Singer Laren was snel voor het idee van Wij zijn natuur te porren – en niet alleen omdat het museum midden in het land ligt. De Gooise plaats Laren verwierf immers aan het eind van de 19de eeuw internationaal faam als hotspot van de natuurschilderkunst en het museum dankt zijn bestaan aan de collectie die het Amerikaanse echtpaar Singer daar verzamelde.
Contact maken met de natuur
Voor de samenstelling en vormgeving van Wij zijn natuur stelde het museum met gevoel voor avontuur Maarten Spruyt voor, die tot dan toe vooral naam had gemaakt met grote modetentoonstellingen. Het klikte meteen tussen de twee.
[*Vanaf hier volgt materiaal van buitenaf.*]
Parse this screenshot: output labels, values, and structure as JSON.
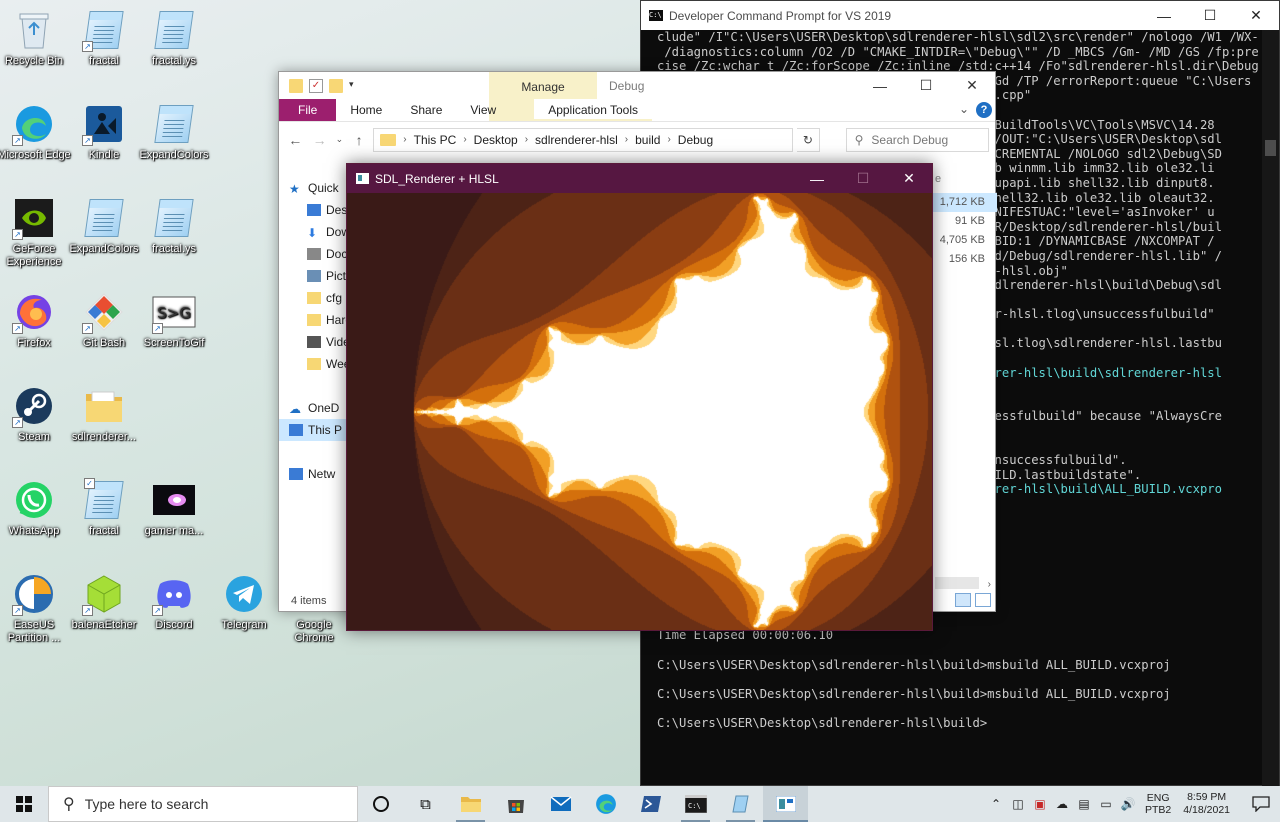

Om het wereldbeeld van prinses Irene beter te leren kennen nam Spruyt deel aan haar jaarlijkse Spirit of the Wild-retraite in de Zwitserse Alpen, die volgens de aankondiging is bedoeld om ‘afstand te nemen, na te denken en opnieuw contact te maken met onszelf en de natuur’.
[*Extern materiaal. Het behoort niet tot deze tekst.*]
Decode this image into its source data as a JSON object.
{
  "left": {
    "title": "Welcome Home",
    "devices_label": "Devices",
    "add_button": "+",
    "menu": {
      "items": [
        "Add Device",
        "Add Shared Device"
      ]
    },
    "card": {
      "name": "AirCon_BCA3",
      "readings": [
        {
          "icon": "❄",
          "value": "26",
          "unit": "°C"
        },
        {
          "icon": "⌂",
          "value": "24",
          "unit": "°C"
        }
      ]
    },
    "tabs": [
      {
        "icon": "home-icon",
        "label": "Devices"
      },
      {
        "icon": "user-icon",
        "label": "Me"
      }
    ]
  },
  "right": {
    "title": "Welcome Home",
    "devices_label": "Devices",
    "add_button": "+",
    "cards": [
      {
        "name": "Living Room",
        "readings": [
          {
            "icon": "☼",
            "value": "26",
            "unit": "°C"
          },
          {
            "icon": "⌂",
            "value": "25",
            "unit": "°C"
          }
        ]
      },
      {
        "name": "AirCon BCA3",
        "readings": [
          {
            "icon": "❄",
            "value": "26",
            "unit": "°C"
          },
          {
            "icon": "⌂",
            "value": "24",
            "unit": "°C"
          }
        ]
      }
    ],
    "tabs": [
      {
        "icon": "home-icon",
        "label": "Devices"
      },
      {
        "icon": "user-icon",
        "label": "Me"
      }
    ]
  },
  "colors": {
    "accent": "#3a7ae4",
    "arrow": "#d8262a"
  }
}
Het pakte hem. De vijfde zaal van de tentoonstelling in Laren nodigt bezoekers uit een concrete belofte te doen om zich meer te verbinden met de natuur. Hier is het Van Lippe-Biesterfeld om te doen. ‘Het hoopvolle aan de boodschap van Irene is dat alle dingen die je doet, hoe klein ook, samen verschil maken’, zegt de 58-jarige Spruyt aan de telefoon. ‘Ik raap tegenwoordig weggegooide elastiekjes op van de straat. Ooievaars denken dat het wormen zijn en eten ze op. Hun maag raakt er vol mee en dan gaan ze dood.’

In de keuken van Irene van Lippe-Biesterfeld staat naast de openstaande tuindeur een klein kooitje op de grond. De laatste tijd snuffelen er muizen rond. Met een nootje lokt ze de muizen het kooitje in. Als ze binnen toehappen, klapt het deurtje dicht. Ze zet het dier daarna levend en wel terug in het bos, dat zich aan het eind van haar gazon aandient.
Waarom wilde u uw verhaal met beeldende kunst vertellen?
‘Kunst raakt mensen op een andere manier dan boeken of een workshop dat doen. Het vindt ingang via de emoties, de zintuigen, niet via de analyse. Ik denk dat als je in je emoties wordt geraakt, dat je dan iets langer met je meedraagt.
‘We laten werken van kunstenaars uit de hele wereld zien. Dat vind ik belangrijk. Verschillende culturen met verschillende uitgangspunten, maar ze komen wel bij hetzelfde uit, dat we samen deel zijn van één geheel. Nu we dat hebben samengebracht en tonen met speciaal vormgegeven natuurgeluid en belichting, geloof ik dat we mensen op een vollediger manier bereiken dan alleen via hun brein.’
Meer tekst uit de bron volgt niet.